El investigador Felipe Galleguillos, del SERC Chile y académico de la Universidad de Antofagasta, ha liderado un estudio innovador centrado en la energía azul, un recurso energético emergente que utiliza la mezcla de aguas con diferentes niveles de salinidad. Publicado recientemente, el trabajo, titulado “Recuperación de energía azul en el desierto de Atacama mediante dispositivos de bombeo de iones electroquímicos: una perspectiva chilena sobre la energía del gradiente de salinidad”, recalca la importancia de este método en la generación de energía sostenible, especialmente en regiones áridas donde el agua es escasa. El estudio destaca los avances en las Mixing Entropy Batteries (MEBs), un tipo de dispositivo electroquímico que permite la recuperación de energía de manera eficiente y con menor complejidad estructural que las técnicas tradicionales, como la ósmosis retardada por presión (PRO) o la electrodiálisis inversa (RED).
Galleguillos enfatiza que la energía azul puede ser recuperada en tierra firme, lo que representa una oportunidad importante para el Desierto de Atacama, conocido por su falta de ríos permanentes, pero que ofrece contrastes significativos de salinidad. Según el investigador, el principio de funcionamiento de las MEBs se basa en el aprovechamiento del gradiente de concentración iónica entre soluciones de salinidad variable para generar electricidad a partir de la energía libre de mezcla, un proceso que se realiza mediante reacciones de intercalación en materiales comunes en baterías de iones de litio. Este enfoque no solo es innovador, sino que podría transformar la manera en que las regiones áridas obtienen energía.

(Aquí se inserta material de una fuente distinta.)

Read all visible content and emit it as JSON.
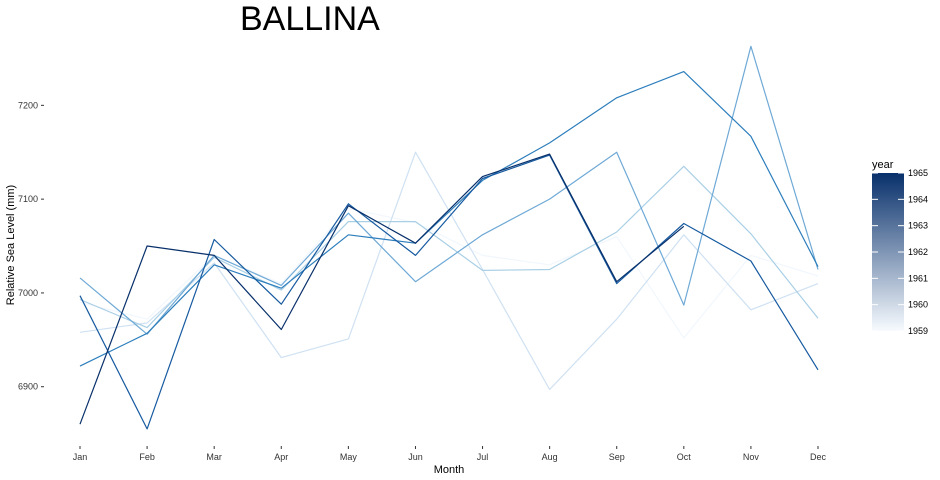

Los resultados del estudio han mostrado que los sistemas electrolíticos a base de sales de litio (LiCl) presentan altos niveles de eficiencia y estabilidad, manteniendo su rendimiento incluso después de varios ciclos de operación. Además, el equipo investigó el uso de nuevos materiales, incluidos óxidos metálicos y polímeros conductores, que podrían disminuir los costos de producción y ampliar las aplicaciones de estas tecnologías en áreas con recursos hídricos limitados. Esta búsqueda de alternativas no solo potencia la recuperación energética, sino que también abre la puerta a nuevos métodos para reutilizar efluentes industriales y salmueras, aprovechando recursos que hoy en día se consideran desperdicios.
El marco propuesto por el estudio es esencial para avanzar hacia la escalabilidad y aplicación práctica de las tecnologías de energía azul, facilitando su integración con sistemas de energía solar en un modelo de economía circular. La investigación ha evidenciado que en un contexto donde la demanda energética de la minería se encuentra en constante aumento, el aprovechamiento de la diferencia de salinidad entre el agua de mar y las salmueras desechadas de las plantas desalinizadoras es una alternativa viable y limpia para mitigar el consumo eléctrico y las emisiones de carbono asociadas. Las posibilidades son prometedoras, especialmente considerando las características únicas del desierto.
Por último, Galleguillos ha subrayado la trascendencia de esta tecnología no solo para mejorar la seguridad hídrica y energética del norte de Chile, sino también para posicionar a la región como un centro de innovación científica en energías limpias. La perspectiva de implementar estas tecnologías en la extracción de litio y otros minerales, junto con la abundante radiación solar del Desierto de Atacama, podría incrementar notablemente la autosuficiencia energética. Con ello, las comunidades costeras, las plantas industriales y las operaciones mineras podrían beneficiarse de un enfoque sostenible que promueva el desarrollo económico de la región mientras se conserva el medio ambiente.